Tegelijkertijd leek er echter ook iets in het discours van dit soort programmaverklaringen te zitten dat zijn mislukking al in zich droeg. De naoorlogse idealist drukte zich in ieder geval weinig overtuigd en overtuigend uit. Iedereen leek wel getroffen door het bedrukkende besef speelbal te zijn van overheden en omstandigheden. Het resultaat was dat er meer twijfel doorklonk dan vechtlust in het normaal zo stellige genre van het manifest. ‘[Wij] de jeugd dor als de wassen mannekins uit ’n groot bazaar’, klonk het bij Köhler, die de ‘kommunistiese jeugd’ dus bij voorbaat al machteloos maakte tegenover de suprematie van het grootkapitaal. De collectieven na de Grote Oorlog, zo luidde de conclusie, hadden gefaald in hun bloedeloze pogingen om zich te laten horen. Het was allemaal zinloos gefluister in een lawaaierige ruimte, waarin je alleen gehoord kon worden als je het uitschreeuwde van de pijn. Maar ook dat bood geen garantie.

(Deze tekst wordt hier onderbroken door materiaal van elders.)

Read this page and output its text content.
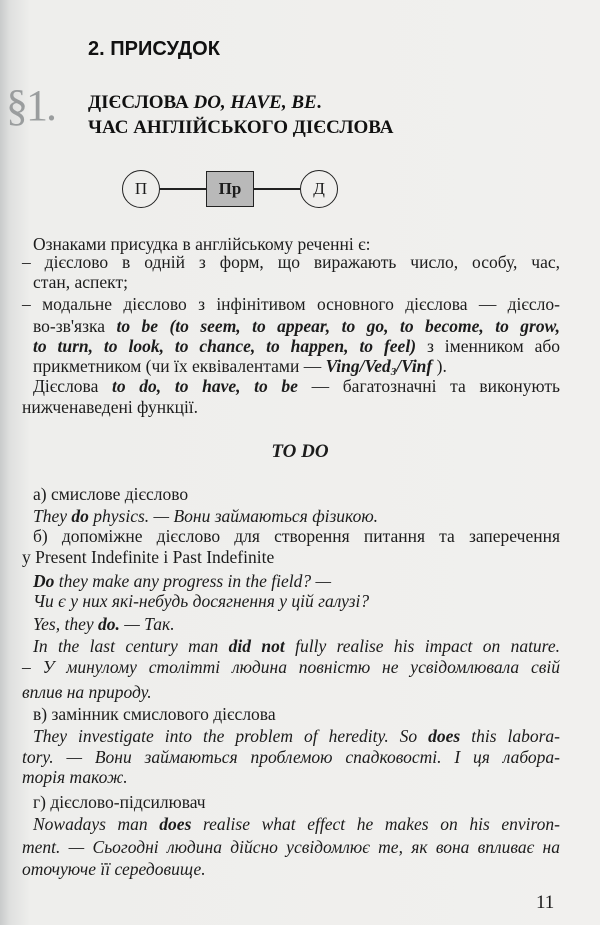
2. ПРИСУДОК
§1. ДІЄСЛОВА DO, HAVE, BE.
ЧАС АНГЛІЙСЬКОГО ДІЄСЛОВА
П	Пр	Д
Ознаками присудка в англійському реченні є:
– дієслово в одній з форм, що виражають число, особу, час,
стан, аспект;
– модальне дієслово з інфінітивом основного дієслова — дієсло-
во-зв'язка to be (to seem, to appear, to go, to become, to grow,
to turn, to look, to chance, to happen, to feel) з іменником або
прикметником (чи їх еквівалентами — Ving/Ved$_3$/Vinf ).
Дієслова to do, to have, to be — багатозначні та виконують
нижченаведені функції.
TO DO
а) смислове дієслово
They do physics. — Вони займаються фізикою.
б) допоміжне дієслово для створення питання та заперечення
у Present Indefinite і Past Indefinite
Do they make any progress in the field? —
Чи є у них які-небудь досягнення у цій галузі?
Yes, they do. — Так.
In the last century man did not fully realise his impact on nature.
– У минулому столітті людина повністю не усвідомлювала свій
вплив на природу.
в) замінник смислового дієслова
They investigate into the problem of heredity. So does this labora-
tory. — Вони займаються проблемою спадковості. І ця лабора-
торія також.
г) дієслово-підсилювач
Nowadays man does realise what effect he makes on his environ-
ment. — Сьогодні людина дійсно усвідомлює те, як вона впливає на
оточуюче її середовище.
11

Köhler had deze analyse op een treffende manier vertaald naar het papier. Hij had de claustrofobische ervaring die het idealisme in de jaren dertig volgens hem geworden was ook in de vorm weergegeven. Helaas reikten zijn ambities op dat vlak te ver voor de mogelijkheden van de drukker die zich bereid had getoond zijn werken uit te geven. Hoewel Vade mecum voor de jonge zelfmoordenaar voor ons nog steeds redelijk spectaculair oogt, verbleekte de uitgave bij Köhlers oorspronkelijke plannen. Bovendien heeft het er alle schijn van dat Köhlers springerige teksten de drukker af en toe zo van de wijs hebben gebracht dat het lange tijd bijzonder moeilijk is geweest om te achterhalen wat er met sommige passages in zijn boeken precies werd bedoeld. Het Verzameld proza wil daar een mouw aan passen.